To help patients with both disordered eating behaviors and GI illnesses, Janelle Smith, RD, MS, a registered dietitian at the UCLA GI Nutrition Program, is working to establish a multidisciplinary team with the hopes of eventually building a specialized program to address these issues.

“We need to develop reliable ways to treat patients with overlapping disordered eating and GI illnesses,” Smith said. “Disordered eating and GI dysfunction are often treated as distinct and separate conditions; we want to determine how we can identify patients in our GI clinics with disordered eating to more effectively treat them.”

This makes UCLA Health one of the few health care centers in the country with the specialized expertise to simultaneously address overlapping eating and GI disorders.

“There are standards of care for treating eating disorders and there are standards of care for treating disorders of gut-brain interaction,” Smith said. “However, there aren’t many places treating them together.”

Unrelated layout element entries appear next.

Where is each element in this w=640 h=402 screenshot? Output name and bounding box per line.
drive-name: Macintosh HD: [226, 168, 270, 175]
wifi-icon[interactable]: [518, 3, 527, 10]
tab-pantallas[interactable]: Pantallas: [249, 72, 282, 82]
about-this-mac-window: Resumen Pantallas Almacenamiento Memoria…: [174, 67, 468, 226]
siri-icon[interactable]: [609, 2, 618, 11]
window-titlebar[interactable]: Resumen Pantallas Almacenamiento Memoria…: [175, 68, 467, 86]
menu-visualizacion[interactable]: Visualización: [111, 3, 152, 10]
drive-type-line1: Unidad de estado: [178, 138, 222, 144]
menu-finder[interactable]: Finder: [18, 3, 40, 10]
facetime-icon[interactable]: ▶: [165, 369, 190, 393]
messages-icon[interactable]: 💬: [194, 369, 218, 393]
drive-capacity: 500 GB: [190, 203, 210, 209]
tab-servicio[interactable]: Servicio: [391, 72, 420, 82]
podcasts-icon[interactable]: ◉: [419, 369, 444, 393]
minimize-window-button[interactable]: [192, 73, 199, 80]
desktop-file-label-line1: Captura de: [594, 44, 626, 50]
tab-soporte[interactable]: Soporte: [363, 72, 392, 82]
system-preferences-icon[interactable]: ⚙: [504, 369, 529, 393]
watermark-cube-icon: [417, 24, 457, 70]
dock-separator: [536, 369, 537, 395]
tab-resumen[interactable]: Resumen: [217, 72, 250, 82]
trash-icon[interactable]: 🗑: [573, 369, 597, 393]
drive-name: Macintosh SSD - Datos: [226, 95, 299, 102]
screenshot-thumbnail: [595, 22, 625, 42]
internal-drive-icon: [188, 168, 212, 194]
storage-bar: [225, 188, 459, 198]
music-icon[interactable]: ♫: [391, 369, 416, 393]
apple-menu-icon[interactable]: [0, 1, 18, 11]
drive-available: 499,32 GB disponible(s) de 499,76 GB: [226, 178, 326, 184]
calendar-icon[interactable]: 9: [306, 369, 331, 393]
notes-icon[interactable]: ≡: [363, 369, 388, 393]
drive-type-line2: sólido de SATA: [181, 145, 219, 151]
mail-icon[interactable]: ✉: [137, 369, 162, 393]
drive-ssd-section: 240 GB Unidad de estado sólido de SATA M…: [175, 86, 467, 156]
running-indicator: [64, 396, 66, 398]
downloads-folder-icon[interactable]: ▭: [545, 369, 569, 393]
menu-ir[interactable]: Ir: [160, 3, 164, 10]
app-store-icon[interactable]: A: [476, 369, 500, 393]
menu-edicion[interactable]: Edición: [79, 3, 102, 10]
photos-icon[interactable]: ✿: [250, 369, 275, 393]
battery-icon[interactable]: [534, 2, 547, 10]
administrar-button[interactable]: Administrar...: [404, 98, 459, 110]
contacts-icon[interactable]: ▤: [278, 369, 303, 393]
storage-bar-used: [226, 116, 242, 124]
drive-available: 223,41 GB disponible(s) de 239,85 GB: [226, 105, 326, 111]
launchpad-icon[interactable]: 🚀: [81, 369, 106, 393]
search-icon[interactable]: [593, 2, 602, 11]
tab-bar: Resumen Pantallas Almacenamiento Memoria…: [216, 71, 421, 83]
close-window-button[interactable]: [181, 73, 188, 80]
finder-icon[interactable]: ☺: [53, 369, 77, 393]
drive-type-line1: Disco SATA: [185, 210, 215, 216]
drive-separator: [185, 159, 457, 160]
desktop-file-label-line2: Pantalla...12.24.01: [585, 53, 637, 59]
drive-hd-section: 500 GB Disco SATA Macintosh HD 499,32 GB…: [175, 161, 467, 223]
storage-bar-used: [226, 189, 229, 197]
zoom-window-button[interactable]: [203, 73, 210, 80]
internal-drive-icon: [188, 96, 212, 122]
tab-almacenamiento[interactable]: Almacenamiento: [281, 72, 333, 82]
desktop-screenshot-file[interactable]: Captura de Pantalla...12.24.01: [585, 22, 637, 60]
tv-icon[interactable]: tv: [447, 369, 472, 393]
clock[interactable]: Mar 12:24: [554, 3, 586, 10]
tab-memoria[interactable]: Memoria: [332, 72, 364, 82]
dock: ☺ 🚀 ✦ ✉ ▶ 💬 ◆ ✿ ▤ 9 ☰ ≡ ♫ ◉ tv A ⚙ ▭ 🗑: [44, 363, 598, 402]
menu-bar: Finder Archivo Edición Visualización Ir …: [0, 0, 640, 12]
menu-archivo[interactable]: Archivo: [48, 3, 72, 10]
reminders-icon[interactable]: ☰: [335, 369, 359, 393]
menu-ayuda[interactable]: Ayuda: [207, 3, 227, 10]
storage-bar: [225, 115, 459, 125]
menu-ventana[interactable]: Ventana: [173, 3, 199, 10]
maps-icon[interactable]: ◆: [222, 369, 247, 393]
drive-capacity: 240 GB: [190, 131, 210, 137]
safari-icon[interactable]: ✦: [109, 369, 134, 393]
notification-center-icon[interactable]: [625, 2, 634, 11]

Psychology behind disordered eating and disorders of gut-brain interaction

Doctors and researchers are still working to unlock the many mysteries of the gut-brain relationship, but they have confirmed that the cognitive and emotional centers of the brain can impact intestinal functions.

Eating disorders can involve a variety of behaviors, Smith explained.

“For some people, it may be restrictive eating — and that is not always based on a desire to be thinner or not gain weight. Many patients in our GI clinic struggle to eat due to fear of worsening GI symptoms or confusion around popular gut-health advice. Others may struggle with compulsive overeating or binge eating,” she said. “These behaviors may be accompanied by compensatory behaviors, such as over-exercising, vomiting and laxative misuse.”

Whether it is overeating or undereating, if an eating disorder persists, it can lead to a variety of GI symptoms, including diarrhea, constipation, abdominal pain and liver failure, among others.

Treating GI illness and behavioral health hand-in-hand

Smith and her colleagues in the digestive diseases nutrition program work closely with GI doctors and GI psychologists to make sure each patient gets individualized care specific to their diagnosis.

“The GI doctor is there to determine the underlying cause of the patient’s GI symptoms and if they are caused by disordered eating behavior,” Smith said. “Our specialized gut-focused behavioral health specialists are involved to focus on the intersection of GI conditions and disordered eating. Their role,” Smith said, “is to help the patient work through the complex behaviors that lead to disordered eating and GI dysfunction.”